SCTE 104 works in alignment with SCTE 224, which covers metadata for dynamic ad insertion and has been used in video-on-demand and cloud DVR applications. Other relevant specifications include SCTE 35, which is the triggering spec for compressed transport and what would actually get delivered down to the client device, and SCTE 130, a transactional system that defines DAI (dynamic ad insertion).
“There are ad requests, there are ad responses and there’s an interface to a thing called the POIS (placement opportunity information service), which knows where every avail is and what the decisonmaking criteria are for that avail,” Reynolds explains. “And again, those are specs that have probably been around for close to a decade and have been widely deployed by the cable and OTT industries, and now we’re bringing those things to broadcast.”
What is more complex in prepositioning content for 3.0 client-side dynamic ad insertion is that not all consumer receiver devices are going to have the same size or type of cache. In some cases, the broadband channel would then be pressed into service to deliver the targeted spot using DASH.
“You get to a scenario where the ad the client hopes to play is not available, either because it wasn’t cached, or because it wasn’t delivered in the MMT,” says Reynolds. “It’s an ad that’s going to be more efficiently delivered across broadband than it could be across the 3.0 [OTA] channel.

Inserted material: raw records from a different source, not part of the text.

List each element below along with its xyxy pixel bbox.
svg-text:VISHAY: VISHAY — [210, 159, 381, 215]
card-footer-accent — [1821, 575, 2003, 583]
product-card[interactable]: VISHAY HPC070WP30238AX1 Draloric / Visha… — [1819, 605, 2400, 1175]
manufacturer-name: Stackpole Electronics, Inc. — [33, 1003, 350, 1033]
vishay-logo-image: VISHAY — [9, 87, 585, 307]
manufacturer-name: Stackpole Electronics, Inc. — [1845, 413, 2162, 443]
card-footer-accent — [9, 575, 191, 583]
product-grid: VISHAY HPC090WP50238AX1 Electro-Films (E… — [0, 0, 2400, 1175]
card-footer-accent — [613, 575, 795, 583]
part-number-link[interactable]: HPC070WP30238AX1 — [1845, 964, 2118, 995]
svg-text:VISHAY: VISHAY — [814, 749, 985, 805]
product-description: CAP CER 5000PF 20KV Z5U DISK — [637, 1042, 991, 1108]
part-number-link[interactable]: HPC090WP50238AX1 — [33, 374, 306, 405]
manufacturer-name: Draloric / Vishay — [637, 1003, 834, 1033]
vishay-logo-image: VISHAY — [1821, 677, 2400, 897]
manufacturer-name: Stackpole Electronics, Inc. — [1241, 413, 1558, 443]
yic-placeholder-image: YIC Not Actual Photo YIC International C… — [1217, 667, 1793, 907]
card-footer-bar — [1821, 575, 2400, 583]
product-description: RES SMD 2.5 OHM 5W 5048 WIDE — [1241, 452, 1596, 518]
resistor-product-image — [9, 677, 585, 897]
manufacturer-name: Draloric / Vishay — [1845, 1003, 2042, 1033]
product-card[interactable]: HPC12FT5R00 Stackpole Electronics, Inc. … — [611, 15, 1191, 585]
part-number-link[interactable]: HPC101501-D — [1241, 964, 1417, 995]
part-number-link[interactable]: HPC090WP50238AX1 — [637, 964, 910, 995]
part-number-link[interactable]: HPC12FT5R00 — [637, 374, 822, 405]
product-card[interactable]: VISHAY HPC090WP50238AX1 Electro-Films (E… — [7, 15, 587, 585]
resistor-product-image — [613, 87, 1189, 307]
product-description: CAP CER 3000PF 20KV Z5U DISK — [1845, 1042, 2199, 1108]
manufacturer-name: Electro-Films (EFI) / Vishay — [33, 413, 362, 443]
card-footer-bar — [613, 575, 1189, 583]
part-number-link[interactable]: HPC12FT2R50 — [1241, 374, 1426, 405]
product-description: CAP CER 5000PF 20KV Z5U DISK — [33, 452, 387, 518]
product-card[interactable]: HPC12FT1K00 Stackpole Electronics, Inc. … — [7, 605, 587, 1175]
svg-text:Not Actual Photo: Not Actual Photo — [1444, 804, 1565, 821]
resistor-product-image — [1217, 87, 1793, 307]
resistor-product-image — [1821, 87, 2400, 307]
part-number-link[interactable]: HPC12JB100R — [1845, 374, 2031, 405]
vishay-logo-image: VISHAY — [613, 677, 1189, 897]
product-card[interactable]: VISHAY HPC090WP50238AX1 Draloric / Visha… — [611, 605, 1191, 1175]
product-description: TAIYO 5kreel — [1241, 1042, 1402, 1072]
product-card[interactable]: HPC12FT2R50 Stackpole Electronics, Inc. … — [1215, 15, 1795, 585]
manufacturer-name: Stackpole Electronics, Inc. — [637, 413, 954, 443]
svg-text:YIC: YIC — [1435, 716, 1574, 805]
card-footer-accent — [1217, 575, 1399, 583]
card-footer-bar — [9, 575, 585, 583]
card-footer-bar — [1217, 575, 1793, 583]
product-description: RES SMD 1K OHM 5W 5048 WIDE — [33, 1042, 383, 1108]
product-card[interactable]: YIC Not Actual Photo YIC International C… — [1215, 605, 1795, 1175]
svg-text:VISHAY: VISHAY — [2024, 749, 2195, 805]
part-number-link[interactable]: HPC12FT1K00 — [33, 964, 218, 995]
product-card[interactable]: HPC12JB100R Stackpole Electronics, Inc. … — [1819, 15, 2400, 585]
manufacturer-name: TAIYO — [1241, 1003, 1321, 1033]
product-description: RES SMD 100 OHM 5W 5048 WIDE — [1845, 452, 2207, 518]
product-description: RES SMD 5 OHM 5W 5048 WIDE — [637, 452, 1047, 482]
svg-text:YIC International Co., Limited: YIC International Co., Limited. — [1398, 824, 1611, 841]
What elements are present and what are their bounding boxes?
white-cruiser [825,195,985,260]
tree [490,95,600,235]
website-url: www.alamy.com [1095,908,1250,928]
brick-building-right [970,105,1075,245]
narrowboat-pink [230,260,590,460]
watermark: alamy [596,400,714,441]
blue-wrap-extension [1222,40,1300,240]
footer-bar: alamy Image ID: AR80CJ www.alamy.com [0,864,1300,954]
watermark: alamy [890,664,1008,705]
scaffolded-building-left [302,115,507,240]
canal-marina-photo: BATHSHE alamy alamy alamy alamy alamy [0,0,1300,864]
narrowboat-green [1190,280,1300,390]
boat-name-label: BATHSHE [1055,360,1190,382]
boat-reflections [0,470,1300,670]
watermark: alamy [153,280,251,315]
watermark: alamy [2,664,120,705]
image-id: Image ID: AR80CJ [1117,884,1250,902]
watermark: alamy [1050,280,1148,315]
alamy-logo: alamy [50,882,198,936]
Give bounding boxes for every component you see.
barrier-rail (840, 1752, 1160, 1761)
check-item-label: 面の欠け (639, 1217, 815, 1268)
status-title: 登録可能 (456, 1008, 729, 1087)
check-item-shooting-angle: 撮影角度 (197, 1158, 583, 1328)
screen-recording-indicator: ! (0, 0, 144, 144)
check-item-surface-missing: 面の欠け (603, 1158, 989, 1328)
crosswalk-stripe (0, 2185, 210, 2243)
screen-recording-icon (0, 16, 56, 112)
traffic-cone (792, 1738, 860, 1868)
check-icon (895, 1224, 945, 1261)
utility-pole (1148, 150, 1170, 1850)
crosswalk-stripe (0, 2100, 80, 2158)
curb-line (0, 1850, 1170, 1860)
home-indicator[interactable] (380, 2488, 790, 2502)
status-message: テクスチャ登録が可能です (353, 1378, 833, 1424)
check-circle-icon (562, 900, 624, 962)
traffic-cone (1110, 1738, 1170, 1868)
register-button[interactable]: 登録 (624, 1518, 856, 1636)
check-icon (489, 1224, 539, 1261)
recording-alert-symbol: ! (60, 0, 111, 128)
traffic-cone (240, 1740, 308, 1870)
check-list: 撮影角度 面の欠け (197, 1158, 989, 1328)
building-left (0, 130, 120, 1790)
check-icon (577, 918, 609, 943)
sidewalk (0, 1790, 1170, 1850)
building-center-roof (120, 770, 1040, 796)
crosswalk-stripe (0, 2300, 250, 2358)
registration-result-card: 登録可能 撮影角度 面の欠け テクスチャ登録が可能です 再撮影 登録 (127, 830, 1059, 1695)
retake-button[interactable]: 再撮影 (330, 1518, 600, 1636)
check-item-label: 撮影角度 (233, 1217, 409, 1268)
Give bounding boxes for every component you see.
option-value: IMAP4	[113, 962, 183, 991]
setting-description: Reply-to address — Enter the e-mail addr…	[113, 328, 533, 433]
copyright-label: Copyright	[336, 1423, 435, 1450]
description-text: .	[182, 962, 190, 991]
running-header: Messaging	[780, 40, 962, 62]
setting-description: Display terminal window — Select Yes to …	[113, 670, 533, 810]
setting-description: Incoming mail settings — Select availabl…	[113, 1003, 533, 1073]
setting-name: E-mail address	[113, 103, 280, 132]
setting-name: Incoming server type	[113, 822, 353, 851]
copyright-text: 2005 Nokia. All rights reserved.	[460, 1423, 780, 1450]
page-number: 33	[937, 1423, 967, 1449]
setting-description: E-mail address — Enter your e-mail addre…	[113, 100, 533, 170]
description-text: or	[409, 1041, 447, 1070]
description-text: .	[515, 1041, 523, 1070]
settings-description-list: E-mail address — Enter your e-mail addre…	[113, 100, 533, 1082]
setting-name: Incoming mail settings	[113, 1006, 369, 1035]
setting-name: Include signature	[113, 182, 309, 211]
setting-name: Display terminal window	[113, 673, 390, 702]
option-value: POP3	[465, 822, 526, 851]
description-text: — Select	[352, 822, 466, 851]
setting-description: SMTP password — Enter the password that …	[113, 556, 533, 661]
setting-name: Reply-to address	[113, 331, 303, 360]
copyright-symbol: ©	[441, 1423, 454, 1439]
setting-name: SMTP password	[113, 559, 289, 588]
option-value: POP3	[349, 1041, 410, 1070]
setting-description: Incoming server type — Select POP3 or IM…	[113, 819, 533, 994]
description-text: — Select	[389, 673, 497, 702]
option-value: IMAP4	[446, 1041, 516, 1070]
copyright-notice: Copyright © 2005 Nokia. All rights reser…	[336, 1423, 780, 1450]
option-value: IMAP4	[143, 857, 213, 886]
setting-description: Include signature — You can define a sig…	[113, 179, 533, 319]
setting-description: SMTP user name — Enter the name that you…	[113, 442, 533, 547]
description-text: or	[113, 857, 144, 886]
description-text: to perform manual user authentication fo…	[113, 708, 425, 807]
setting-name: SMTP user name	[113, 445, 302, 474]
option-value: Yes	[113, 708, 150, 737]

“That starts to get into really deep targeting scenarios, where maybe you’re selling on a demographic basis, and you’re going hyper-local into specific neighborhoods. Then you can actually use that DASH channel to go back across the broadband pipe to an origin server, and request that content using the HTTP. This is the same way that OTT video is delivered — send a request back to the network, and then pull content fragments from an origin server.”